Кто считал версты и расстояния в этом далеком краю, в заснеженных просторах, освещенных низким багровым солнцем?
IV
Нестерпимо блестят искристые льды. На лицо Крашенинникова опущена частая черная сетка из конского волоса. Она предохраняет глаза от нестерпимого блеска снега. Видит Крашенинников сквозь сетку, как движется впереди саней ительмен. На ногах у него широкие «дайки», похожие на решета из гнутого дерева, обтянутые оленьими шкурами. Быстро скользят по твердому снегу легкие санки. Тянут их четыре собаки в упряжке. Рядом на лыжах бежит Тырылка, переговариваясь с худым длинноногим ительменом, который правит передней упряжкой. Это Кашак, собачий кучер, каюр. Он машет кривой палкой — ошталом, свистит, кричит на собак:
— Дуклык... дуклык... (Вперед!..) Уга!.. (Влево!..) Хна!.. (Направо!..) — И собаки точно выполняют команду.
Езда убаюкивает.

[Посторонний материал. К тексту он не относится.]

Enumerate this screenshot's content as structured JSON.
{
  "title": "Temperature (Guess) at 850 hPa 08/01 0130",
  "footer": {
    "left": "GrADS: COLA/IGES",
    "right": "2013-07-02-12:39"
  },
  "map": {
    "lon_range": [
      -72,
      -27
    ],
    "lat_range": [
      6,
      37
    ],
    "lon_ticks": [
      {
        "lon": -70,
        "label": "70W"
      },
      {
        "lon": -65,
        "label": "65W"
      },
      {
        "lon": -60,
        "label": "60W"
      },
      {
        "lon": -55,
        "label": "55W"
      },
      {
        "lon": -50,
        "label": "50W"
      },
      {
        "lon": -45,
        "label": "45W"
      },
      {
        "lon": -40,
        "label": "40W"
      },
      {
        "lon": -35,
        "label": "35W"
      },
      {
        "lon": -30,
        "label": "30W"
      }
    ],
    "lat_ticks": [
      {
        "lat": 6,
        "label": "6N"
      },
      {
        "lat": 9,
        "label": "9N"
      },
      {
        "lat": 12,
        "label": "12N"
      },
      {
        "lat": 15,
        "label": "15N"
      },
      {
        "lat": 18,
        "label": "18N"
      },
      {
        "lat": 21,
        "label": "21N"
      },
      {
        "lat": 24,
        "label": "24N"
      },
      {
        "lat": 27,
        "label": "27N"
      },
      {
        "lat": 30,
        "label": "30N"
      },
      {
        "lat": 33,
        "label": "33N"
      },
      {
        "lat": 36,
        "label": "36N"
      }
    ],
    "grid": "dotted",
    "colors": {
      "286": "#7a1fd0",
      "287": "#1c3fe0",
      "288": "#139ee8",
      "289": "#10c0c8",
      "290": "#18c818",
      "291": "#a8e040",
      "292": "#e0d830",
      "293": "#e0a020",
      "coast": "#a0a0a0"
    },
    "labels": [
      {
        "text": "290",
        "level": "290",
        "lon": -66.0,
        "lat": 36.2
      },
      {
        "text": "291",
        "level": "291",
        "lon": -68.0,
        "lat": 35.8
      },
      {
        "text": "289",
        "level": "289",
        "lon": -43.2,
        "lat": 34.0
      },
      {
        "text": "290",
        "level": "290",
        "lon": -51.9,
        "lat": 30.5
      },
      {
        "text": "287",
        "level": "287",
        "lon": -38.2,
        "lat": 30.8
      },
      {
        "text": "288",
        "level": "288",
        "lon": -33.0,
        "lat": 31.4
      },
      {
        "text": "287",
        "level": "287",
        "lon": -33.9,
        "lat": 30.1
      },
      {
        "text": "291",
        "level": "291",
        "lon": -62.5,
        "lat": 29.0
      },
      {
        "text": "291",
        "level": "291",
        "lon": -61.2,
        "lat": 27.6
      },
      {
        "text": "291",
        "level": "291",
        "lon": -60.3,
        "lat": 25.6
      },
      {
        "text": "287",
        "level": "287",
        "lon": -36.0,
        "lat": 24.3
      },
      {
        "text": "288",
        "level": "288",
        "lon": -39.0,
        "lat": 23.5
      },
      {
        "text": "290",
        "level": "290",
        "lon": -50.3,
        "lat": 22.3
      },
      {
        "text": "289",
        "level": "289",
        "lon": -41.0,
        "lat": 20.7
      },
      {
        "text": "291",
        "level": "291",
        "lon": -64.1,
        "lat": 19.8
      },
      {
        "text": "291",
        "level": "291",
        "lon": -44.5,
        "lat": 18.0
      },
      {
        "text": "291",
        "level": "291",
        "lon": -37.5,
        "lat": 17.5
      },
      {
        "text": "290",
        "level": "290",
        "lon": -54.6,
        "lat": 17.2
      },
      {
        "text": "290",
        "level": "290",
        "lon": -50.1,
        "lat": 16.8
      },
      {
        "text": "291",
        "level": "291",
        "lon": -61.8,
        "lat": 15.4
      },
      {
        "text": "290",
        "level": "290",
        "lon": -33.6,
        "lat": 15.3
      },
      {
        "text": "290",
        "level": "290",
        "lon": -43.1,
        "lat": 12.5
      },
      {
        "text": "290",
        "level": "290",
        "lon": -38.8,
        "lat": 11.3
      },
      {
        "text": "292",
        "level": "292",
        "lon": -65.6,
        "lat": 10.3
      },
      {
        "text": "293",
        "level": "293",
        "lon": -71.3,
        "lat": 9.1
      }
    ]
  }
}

Дремлет Крашенинников. Откуда-то выплывает величавая родная Москва... Бежит по холоду ученик Славяно-греко-латинской академии, что за иконой Спаса, на Никольской, спешит тот ученик, Степа Крашенинников, на Красную площадь разменять алтын жалованья, купить на полденежки кружку горячего сбитня. Шумит, горланит застроенная лавками площадь. Озорник ножку подставил Степану. Со всего размаху падает мальчик лицом в московский снежный сугроб.
Лицом в камчатский снег упал Крашенинников. Слетела волосяная сетка. Набился жухлый снег в нос, в рот, за ворот кухлянки.

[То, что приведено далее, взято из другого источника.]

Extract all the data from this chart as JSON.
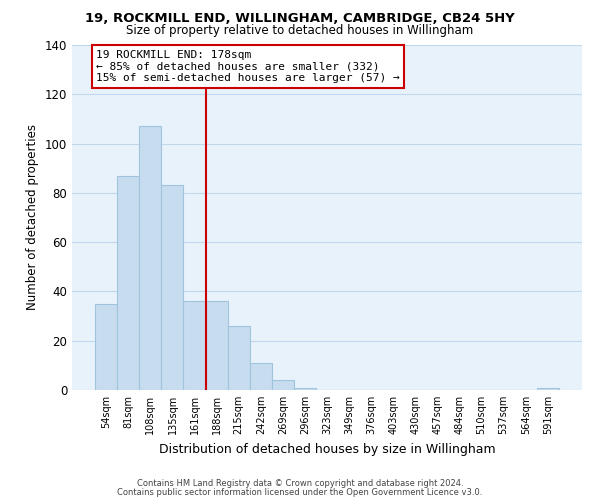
{
  "title": "19, ROCKMILL END, WILLINGHAM, CAMBRIDGE, CB24 5HY",
  "subtitle": "Size of property relative to detached houses in Willingham",
  "xlabel": "Distribution of detached houses by size in Willingham",
  "ylabel": "Number of detached properties",
  "bar_labels": [
    "54sqm",
    "81sqm",
    "108sqm",
    "135sqm",
    "161sqm",
    "188sqm",
    "215sqm",
    "242sqm",
    "269sqm",
    "296sqm",
    "323sqm",
    "349sqm",
    "376sqm",
    "403sqm",
    "430sqm",
    "457sqm",
    "484sqm",
    "510sqm",
    "537sqm",
    "564sqm",
    "591sqm"
  ],
  "bar_values": [
    35,
    87,
    107,
    83,
    36,
    36,
    26,
    11,
    4,
    1,
    0,
    0,
    0,
    0,
    0,
    0,
    0,
    0,
    0,
    0,
    1
  ],
  "bar_color": "#c8dcf0",
  "bar_edge_color": "#a0c4dc",
  "grid_color": "#c0d8ec",
  "bg_color": "#e8f2fb",
  "vline_color": "#cc0000",
  "annotation_title": "19 ROCKMILL END: 178sqm",
  "annotation_line1": "← 85% of detached houses are smaller (332)",
  "annotation_line2": "15% of semi-detached houses are larger (57) →",
  "annotation_box_color": "white",
  "annotation_box_edge": "#cc0000",
  "ylim": [
    0,
    140
  ],
  "yticks": [
    0,
    20,
    40,
    60,
    80,
    100,
    120,
    140
  ],
  "footer1": "Contains HM Land Registry data © Crown copyright and database right 2024.",
  "footer2": "Contains public sector information licensed under the Open Government Licence v3.0."
}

— Шалк! шалк! — неистово вопят каюр и подводчик. — Назад! назад!
Тырылка поднял Крашенинникова:
— Руки-ноги не ломал, бачка? Лыжи надевай... Собак лови... Амэй!.. (Ну-ка!..)
Подводчик сидел на снегу, протяжно выл стонущим тонким голосом, показывал себе на ноги.
Ительмены поймали собак, подманив строптивых кусками сушеной рыбы, стали разматывать спутавшиеся ремни упряжек. Сообразил Крашенинников, что собаки раскатили сани на косогоре, сшибли подводчика.
Сидел Тырылка на корточках, мотал головой:
— Худа-беда, бачка. Кашак ногу попортил.
— Э, э... (Да, да...) — жалобно стонал подводчик.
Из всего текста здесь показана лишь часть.